NIST Draft Framework

NIST Cyber Security Draft Framework Puts Execs In Driver’s Seat

The U.S. government’s federal technology agency has published a draft version of a voluntary framework it hopes will guide the private sector in reducing the risk of cyber attacks on critical infrastructure.

NIST Framework Report
A draft of NIST’s Cyber Security framework for Critical Infrastructure was released this week.

The National Institute of Standards and Technology (NIST) published a draft of its Preliminary Framework to Reduce Cyber Risks to Critical Infrastructure on Monday. The document provides a guide for critical infrastructure owners of different maturity levels to begin documenting and understanding their risk of cyber attack, and – eventually – to measure their performance in areas such as asset management, threat detection and incident response.

The framework was called for by Executive Order 13636, signed by President Obama in February. In that order, NIST was charged with creating a framework for sharing cyber security threat information and information on successful approaches to reduce risks to critical infrastructure.

The Framework is comprised of five major cybersecurity functions:

  • Know (ing) – defined as gaining the “institutional understanding to identify what systems need to be protected,” as well as the priority of those assets
  • Prevent (ing) –defined as “categories of management, technical, and operational activities” that can ensure adequate protection against threats to critical infrastructure components. Practically, these correlate with many defensive and security tools, like IAM, application and network security, and so on.
  • Detect (ing) –Generally, monitoring tools and other means of observing undesirable events that increase cyber risk.
  • Respond (ing) – Specific risk management decisions and activities enacted based upon previously implemented planning (from the Prevent function) relative to estimated impact.
  • Recover (ing)  – Defined as “categories of management, technical, and operational activities that restore services that have  been impaired by a cybersecurity risk event.” Could be traditional disaster recovery, or follow up training and education. 

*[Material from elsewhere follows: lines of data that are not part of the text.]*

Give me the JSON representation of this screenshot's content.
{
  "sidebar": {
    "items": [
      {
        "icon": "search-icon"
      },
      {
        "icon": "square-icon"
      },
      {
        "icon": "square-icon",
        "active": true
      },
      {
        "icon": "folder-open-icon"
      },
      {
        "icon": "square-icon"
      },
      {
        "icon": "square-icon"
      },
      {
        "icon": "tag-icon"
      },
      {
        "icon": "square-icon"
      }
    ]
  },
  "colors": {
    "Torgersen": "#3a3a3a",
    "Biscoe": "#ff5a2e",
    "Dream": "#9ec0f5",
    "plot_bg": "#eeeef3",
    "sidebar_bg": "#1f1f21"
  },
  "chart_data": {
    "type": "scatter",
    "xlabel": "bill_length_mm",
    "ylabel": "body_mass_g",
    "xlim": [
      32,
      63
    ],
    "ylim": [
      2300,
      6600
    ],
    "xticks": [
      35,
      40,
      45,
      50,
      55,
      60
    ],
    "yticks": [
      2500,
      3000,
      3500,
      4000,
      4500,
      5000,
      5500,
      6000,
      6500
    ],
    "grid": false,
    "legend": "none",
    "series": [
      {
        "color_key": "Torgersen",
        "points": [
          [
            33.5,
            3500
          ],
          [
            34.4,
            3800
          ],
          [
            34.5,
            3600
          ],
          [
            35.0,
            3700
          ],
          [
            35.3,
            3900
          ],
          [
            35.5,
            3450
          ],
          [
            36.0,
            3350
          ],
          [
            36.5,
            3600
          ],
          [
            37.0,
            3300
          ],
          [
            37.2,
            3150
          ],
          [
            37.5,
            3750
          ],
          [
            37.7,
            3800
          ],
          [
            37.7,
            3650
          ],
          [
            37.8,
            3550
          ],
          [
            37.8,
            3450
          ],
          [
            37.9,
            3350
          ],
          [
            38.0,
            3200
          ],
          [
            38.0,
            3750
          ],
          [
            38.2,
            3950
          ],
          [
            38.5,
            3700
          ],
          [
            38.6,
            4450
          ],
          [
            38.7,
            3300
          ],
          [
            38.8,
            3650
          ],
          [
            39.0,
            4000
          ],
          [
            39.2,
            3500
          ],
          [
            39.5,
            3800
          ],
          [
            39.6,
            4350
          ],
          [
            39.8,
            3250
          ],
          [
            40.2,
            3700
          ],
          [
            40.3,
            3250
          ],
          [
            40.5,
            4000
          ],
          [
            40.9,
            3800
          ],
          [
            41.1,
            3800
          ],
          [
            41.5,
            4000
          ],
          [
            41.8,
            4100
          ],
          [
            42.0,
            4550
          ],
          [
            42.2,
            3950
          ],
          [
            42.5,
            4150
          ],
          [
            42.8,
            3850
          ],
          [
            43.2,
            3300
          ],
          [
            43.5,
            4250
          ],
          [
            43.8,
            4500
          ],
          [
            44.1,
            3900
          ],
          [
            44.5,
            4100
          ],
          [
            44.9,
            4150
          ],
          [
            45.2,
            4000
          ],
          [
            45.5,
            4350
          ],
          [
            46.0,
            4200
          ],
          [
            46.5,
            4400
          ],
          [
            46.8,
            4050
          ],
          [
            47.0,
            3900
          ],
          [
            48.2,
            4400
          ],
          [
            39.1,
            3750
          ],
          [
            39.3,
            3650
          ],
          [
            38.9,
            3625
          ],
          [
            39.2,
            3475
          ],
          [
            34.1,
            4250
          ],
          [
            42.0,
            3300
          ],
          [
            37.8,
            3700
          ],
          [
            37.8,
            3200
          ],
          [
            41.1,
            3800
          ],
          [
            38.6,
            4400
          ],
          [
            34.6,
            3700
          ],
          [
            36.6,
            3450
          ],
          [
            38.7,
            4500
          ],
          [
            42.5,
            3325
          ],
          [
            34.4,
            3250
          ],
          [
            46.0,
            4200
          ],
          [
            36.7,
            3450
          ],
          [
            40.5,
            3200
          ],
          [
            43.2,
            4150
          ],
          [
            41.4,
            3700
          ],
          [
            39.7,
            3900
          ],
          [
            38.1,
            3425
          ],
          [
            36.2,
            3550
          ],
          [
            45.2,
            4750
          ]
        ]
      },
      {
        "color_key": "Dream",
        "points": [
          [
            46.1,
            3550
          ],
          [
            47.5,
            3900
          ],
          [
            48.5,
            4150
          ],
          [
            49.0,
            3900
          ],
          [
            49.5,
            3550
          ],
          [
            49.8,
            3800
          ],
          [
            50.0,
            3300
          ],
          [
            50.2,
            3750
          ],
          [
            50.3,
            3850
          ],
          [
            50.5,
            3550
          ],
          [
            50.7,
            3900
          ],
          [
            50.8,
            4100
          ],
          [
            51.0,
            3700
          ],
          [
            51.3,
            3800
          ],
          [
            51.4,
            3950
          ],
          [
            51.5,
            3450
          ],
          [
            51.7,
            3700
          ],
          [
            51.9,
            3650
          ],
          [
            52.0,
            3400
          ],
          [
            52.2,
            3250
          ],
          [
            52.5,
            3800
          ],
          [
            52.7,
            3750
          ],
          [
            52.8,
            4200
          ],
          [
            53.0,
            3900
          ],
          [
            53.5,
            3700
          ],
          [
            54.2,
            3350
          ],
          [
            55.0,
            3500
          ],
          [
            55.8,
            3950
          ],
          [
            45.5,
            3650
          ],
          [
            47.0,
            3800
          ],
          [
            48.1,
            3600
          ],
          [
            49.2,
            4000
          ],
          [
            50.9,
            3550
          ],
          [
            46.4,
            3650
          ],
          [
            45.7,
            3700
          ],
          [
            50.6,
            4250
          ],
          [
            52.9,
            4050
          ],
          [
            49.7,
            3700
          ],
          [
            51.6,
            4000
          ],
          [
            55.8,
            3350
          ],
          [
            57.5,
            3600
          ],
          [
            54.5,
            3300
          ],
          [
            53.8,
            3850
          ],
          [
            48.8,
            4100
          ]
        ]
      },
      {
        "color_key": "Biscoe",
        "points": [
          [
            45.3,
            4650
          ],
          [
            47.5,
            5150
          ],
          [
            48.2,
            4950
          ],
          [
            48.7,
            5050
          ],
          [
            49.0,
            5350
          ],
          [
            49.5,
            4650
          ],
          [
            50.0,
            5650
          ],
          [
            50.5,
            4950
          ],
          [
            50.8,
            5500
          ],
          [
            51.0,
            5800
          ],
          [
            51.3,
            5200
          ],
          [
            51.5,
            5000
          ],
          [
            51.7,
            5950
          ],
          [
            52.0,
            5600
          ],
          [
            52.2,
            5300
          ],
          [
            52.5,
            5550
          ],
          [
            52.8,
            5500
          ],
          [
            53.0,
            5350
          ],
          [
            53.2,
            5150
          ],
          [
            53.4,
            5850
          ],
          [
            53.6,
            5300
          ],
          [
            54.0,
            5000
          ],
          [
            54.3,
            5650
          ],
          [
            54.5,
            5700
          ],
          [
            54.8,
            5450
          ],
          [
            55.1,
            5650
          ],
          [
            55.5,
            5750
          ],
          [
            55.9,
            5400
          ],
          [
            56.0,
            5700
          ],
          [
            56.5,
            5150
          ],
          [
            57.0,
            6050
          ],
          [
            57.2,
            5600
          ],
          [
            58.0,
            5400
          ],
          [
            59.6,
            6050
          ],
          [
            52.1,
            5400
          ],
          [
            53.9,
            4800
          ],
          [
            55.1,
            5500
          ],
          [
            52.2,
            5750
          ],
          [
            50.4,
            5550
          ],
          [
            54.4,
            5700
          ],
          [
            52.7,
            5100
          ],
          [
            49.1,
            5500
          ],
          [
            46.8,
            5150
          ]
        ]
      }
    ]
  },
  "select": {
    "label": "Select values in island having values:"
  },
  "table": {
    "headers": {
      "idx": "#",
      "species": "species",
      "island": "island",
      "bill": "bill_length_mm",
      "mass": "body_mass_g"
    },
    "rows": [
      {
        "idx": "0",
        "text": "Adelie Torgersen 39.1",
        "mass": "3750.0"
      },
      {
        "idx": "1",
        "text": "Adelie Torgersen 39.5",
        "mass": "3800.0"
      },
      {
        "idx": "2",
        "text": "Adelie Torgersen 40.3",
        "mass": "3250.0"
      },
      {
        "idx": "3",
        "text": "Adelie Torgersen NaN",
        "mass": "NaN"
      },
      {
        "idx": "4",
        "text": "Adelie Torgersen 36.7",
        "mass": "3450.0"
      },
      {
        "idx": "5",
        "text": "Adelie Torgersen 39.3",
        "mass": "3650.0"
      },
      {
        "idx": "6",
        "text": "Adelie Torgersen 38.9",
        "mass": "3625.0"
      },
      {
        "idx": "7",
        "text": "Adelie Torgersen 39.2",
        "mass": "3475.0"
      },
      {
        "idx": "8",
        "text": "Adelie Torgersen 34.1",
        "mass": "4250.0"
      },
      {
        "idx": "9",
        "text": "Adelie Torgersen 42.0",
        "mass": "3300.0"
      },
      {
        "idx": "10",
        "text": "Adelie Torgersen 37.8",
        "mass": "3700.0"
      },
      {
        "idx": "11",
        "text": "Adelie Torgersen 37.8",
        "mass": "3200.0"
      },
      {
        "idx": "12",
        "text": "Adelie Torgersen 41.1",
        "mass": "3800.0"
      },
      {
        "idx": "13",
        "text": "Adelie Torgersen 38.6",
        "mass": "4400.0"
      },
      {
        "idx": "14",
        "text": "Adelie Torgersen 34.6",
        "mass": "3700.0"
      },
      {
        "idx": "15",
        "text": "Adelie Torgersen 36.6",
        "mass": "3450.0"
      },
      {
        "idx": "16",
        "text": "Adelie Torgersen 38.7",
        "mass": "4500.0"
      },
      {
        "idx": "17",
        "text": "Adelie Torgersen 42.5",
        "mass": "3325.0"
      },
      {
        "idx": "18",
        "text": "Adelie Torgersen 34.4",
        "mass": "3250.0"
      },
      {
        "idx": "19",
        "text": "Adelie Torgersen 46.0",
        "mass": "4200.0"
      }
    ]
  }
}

Within each category, there might be many subcategories, each linking to reference information (like other published NIST standards) to inform the framework user. Those subcategories aren’t known yet, but will be hammered out during a workshop on the Framework that NIST will hold in San Diego, California, from July 10 to July 12.

an image of a metal tower of Power Lines

NIST created the document based on input from the IT security community. It said the draft represents the consensus of that public input. Specifically, the agency said that many reviewers agreed that the Cybersecurity Framework would not be effective unless senior management within affected organizations were “fully engaged and aware of the vulnerabilities and risks posed by cybersecurity threats – and committed to integrating cybersecurity risks into the enterprise’s larger risk management approach.”

As a result, the draft focuses on how senior executives and others can use the Framework to assess their risks, how their organization is managing those risks and how their efforts align (if at all) with existing cybersecurity standards, guidelines, and practices.

When implemented, the framework will further break down each security function by role, with different tasks for Senior Executives, Business Process Managers and Operational Managers. Further, organizations will be asked to assess the degree to which they have implemented each function, category and subcategory using “FILs” or Framework Implementation Levels.

Critical infrastructure in the U.S. is largely in private hands and is a top concern of government officials worried about cyber incursions by foreign nations. The Department of Homeland Security Industrial Control System Cyber Emergency Response Team (ICS-CERT) issued a report last week that found attempted cyber attacks on critical infrastructure in the U.S., including energy and critical manufacturing jumped sharply in the first half of 2013. The agency has responded to 200 such incidents so far in fiscal year 2013 (October of 2012 to May of 2013), compared to 198 incidents for all of fiscal year 2012. A majority of those incidents – 53% – were against organizations in the energy sector, ICS-CERT reported.